Leduc’s municipal budget is our roadmap for how money will be collected (e.g., property taxes, grants, utility and user fees) and spent over the next three years to provide the infrastructure, programs and services our community members need and want.  

The budget is reviewed and approved one-year-at-time but is developed with a three- and ten-year outlook in mind for the operating and capital budgets, respectively. This helps the City deliver stable services, plan for longer-term community growth and capital projects by identifying upcoming needs and saving for them over time and gives residents an idea of what property taxes may look like. 

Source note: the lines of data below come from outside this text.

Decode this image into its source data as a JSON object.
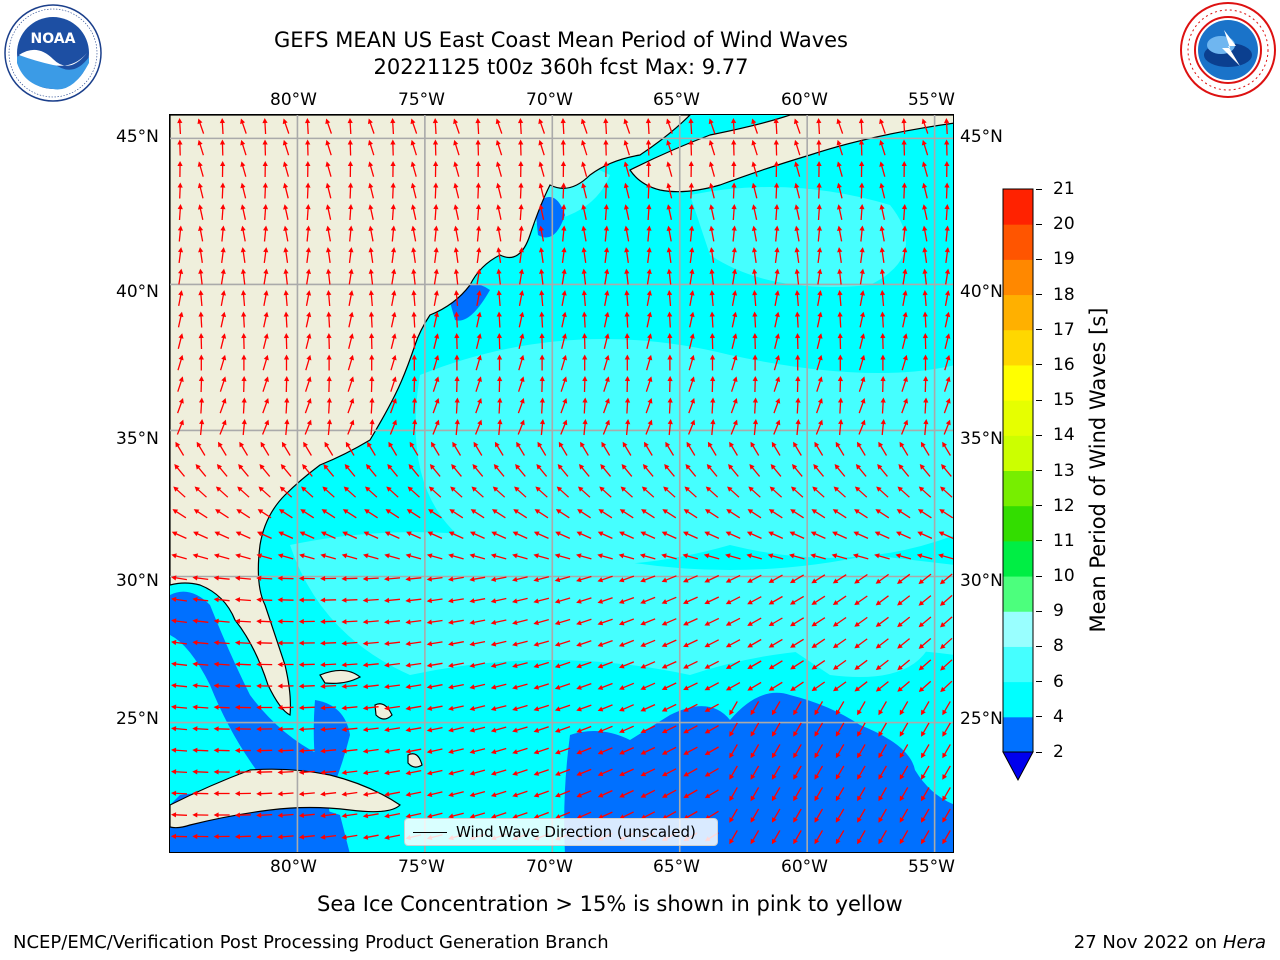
{
  "header": {
    "title_line1": "GEFS MEAN US East Coast Mean Period of Wind Waves",
    "title_line2": "20221125 t00z 360h fcst   Max: 9.77"
  },
  "logos": {
    "left": {
      "name": "noaa-logo",
      "text": "NOAA",
      "ring_text": "NATIONAL OCEANIC AND ATMOSPHERIC ADMINISTRATION · U.S. DEPARTMENT OF COMMERCE"
    },
    "right": {
      "name": "nws-logo",
      "ring_text": "NATIONAL WEATHER SERVICE"
    }
  },
  "map": {
    "lon_labels": [
      "80°W",
      "75°W",
      "70°W",
      "65°W",
      "60°W",
      "55°W"
    ],
    "lat_labels": [
      "45°N",
      "40°N",
      "35°N",
      "30°N",
      "25°N"
    ],
    "lon_values": [
      -80,
      -75,
      -70,
      -65,
      -60,
      -55
    ],
    "lat_values": [
      45,
      40,
      35,
      30,
      25
    ],
    "extent": {
      "lon_min": -85,
      "lon_max": -54.2,
      "lat_min": 20.5,
      "lat_max": 45.8
    },
    "grid": true,
    "land_color": "#efefdc",
    "arrow_color": "#ff0000",
    "legend_text": "Wind Wave Direction (unscaled)"
  },
  "colorbar": {
    "label": "Mean Period of Wind Waves [s]",
    "ticks": [
      "2",
      "4",
      "6",
      "8",
      "9",
      "10",
      "11",
      "12",
      "13",
      "14",
      "15",
      "16",
      "17",
      "18",
      "19",
      "20",
      "21"
    ],
    "colors": [
      "#0070ff",
      "#00ffff",
      "#45ffff",
      "#99ffff",
      "#4cff7d",
      "#00ee44",
      "#33dd00",
      "#77ee00",
      "#ccff00",
      "#e6ff00",
      "#ffff00",
      "#ffd700",
      "#ffb000",
      "#ff8800",
      "#ff5500",
      "#ff2200"
    ],
    "under_color": "#0000ee"
  },
  "footer": {
    "note": "Sea Ice Concentration > 15% is shown in pink to yellow",
    "left": "NCEP/EMC/Verification Post Processing Product Generation Branch",
    "right_date": "27 Nov 2022 on",
    "right_host": "Hera"
  }
}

Budget needs can change each year, though, so we review the upcoming years’ proposed budgets annually and adjust in response to various factors, including: 

  • New community needs or projects that are identified, 
  • Unanticipated economic changes, or 
  • Changes to provincial and/or federal grant funding or other sources of revenue. 

Operating and capital budgets 

Each municipal budget is made up of an operating budget and a capital budget. 

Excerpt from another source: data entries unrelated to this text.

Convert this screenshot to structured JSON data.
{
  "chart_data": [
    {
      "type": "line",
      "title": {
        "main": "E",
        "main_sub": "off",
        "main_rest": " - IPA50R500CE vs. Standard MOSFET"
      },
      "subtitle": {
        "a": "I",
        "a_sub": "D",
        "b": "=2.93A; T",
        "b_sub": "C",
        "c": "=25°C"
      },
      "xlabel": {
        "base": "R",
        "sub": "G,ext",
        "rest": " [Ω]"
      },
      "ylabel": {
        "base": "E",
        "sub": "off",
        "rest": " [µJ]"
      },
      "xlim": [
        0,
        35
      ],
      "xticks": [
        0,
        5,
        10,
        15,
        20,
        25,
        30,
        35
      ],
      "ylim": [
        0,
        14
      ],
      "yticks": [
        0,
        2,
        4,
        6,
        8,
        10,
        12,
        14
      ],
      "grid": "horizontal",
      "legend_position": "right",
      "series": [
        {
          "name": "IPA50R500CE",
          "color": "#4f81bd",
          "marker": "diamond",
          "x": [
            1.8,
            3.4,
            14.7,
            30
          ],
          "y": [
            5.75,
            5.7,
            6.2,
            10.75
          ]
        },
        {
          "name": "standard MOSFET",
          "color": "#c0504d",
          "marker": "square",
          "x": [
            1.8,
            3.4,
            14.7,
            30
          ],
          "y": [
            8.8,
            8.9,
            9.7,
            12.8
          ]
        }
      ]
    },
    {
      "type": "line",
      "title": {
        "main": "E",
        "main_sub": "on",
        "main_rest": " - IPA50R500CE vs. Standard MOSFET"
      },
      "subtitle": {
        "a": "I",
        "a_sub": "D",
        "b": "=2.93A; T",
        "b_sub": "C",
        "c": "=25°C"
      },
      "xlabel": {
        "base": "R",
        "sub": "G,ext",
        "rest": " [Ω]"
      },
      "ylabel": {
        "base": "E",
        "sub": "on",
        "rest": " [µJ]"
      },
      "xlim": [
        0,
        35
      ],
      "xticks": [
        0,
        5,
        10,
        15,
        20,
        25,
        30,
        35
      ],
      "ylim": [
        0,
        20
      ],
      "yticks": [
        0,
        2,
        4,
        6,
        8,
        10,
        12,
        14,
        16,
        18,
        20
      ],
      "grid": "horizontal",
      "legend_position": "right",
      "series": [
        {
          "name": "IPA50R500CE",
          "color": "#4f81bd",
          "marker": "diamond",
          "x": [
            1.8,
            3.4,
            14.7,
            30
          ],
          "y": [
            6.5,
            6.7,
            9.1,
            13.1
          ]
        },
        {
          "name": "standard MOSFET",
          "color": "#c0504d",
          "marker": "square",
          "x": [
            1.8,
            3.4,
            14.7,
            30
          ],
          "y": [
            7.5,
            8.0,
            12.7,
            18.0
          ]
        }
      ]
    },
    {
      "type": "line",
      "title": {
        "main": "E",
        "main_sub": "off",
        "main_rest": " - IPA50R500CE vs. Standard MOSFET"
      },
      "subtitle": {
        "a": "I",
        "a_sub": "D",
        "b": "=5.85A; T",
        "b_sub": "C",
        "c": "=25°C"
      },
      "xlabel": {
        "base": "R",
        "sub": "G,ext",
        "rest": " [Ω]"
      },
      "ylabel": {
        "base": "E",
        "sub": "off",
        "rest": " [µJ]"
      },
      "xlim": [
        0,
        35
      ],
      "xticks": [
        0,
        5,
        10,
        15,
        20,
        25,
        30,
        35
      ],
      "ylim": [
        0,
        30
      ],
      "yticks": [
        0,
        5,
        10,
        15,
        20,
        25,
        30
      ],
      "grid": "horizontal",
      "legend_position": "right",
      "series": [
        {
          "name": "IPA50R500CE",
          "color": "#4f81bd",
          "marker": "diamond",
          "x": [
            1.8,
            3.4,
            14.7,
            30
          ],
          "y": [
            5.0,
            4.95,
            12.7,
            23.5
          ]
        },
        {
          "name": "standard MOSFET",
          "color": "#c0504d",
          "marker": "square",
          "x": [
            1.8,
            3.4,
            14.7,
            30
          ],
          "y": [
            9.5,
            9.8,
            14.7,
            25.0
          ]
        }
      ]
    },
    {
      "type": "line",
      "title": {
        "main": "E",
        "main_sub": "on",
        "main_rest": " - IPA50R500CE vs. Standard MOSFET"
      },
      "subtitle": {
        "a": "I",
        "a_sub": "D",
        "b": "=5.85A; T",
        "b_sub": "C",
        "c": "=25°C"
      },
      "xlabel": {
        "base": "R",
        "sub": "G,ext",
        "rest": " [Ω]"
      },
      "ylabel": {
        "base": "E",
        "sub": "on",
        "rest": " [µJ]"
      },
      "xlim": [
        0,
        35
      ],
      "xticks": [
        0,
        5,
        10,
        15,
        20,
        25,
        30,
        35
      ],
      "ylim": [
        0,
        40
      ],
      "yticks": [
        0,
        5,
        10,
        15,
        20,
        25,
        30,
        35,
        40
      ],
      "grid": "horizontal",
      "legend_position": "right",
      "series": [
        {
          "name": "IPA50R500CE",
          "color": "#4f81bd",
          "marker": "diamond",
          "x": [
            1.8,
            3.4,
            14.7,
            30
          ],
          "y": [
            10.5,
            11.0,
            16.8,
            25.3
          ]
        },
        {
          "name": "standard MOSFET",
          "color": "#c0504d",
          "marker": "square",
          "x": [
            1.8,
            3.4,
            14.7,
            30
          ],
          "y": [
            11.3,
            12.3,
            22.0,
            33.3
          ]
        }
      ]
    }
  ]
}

The operating budget reflects the annual cost of offering services and programs to our residents and businesses, such as social services, water and sewer, snow removal, fire and emergency services, waste collection, and cultural and recreation facilities (like the LRC and Maclab Centre for the Performing Arts). 

In each operating budget, there is fixed spending (hard costs to cover what’s needed to run the municipal government) and variable spending (soft costs that can fluctuate and are attached to specific services that residents receive, such as snow removal).

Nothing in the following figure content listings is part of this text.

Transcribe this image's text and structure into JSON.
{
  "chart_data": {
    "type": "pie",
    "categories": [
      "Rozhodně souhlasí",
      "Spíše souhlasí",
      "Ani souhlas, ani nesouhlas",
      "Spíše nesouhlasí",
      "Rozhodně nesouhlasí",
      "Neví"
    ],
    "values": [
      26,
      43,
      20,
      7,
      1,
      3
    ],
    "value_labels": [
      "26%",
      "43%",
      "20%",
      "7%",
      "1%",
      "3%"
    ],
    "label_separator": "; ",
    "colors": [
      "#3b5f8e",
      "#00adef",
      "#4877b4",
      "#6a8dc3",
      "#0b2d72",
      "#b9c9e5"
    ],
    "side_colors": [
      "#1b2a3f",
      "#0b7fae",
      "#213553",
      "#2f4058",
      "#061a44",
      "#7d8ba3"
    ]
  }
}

The City's annual operating budget is governed by the Alberta Municipal Government Act (MGA), which states that all municipalities must not budget for a deficit. This means we cannot plan to take in less money than we need.

The capital budget reflects the cost of upgrades and improvements to city facilities, infrastructure, parks, recreation spaces and roads. In some cases, these projects are quite large and take several years to complete, so their total costs are spread out over that time. 

How the municipal budget is developed 

Leduc’s municipal budget process follows a yearly timeline: 

  • March: Leduc City Council is surveyed to identify needed changes/improvements for the coming year; the Grants to Organizations application period opens allowing local organizations to apply for grant funding from the City based on their needs. 
  • May: Public engagement on the next budget takes place; the Grants to Organizations application period closes
  • June/July: Public engagement results are released; pre-budget presentations to Council begin 
  • July through September: City Administration develops the proposed budget. 
  • October/November: The proposed budget (including Grants to Organization funding requests) is shared with the community and presented to Leduc City Council during budget deliberations that take place within regularly scheduled council meetings. (Note: meeting dates change each year but are published on our website and in the local newspaper). 
  • December: The City’s final budget is approved by Leduc City Council and shared with the community. 
  • January: Grants to Organizations funding notifications are sent out

How you can get involved 

The City's annual budget priorities are guided by the strategic direction set by Leduc City Council, the City's variety of master plans, Administration’s subject matter expertise and public input. Leduc residents and business owners have several opportunities to share their thoughts or feedback regarding the City's budget. 

You can: 

  • Participate in the annual public engagement opportunities (often a survey) each spring. 
  • Speak directly with Mayor and Council (via phone, email or in-person). 
  • Attend the budget deliberations during Leduc City Council meetings (either in-person or by watching the livestream).
  • Share feedback about the upcoming year’s proposed budget by connecting with Leduc City Council directly or registering to deliver a presentation at a council meeting. 

Community groups can also submit requests for Grants to Organizations funding through the Parks, Recreation and Culture (PRC) board or the Family and Community Support Services (FCSS) board. The application period typically takes place between March and May each year.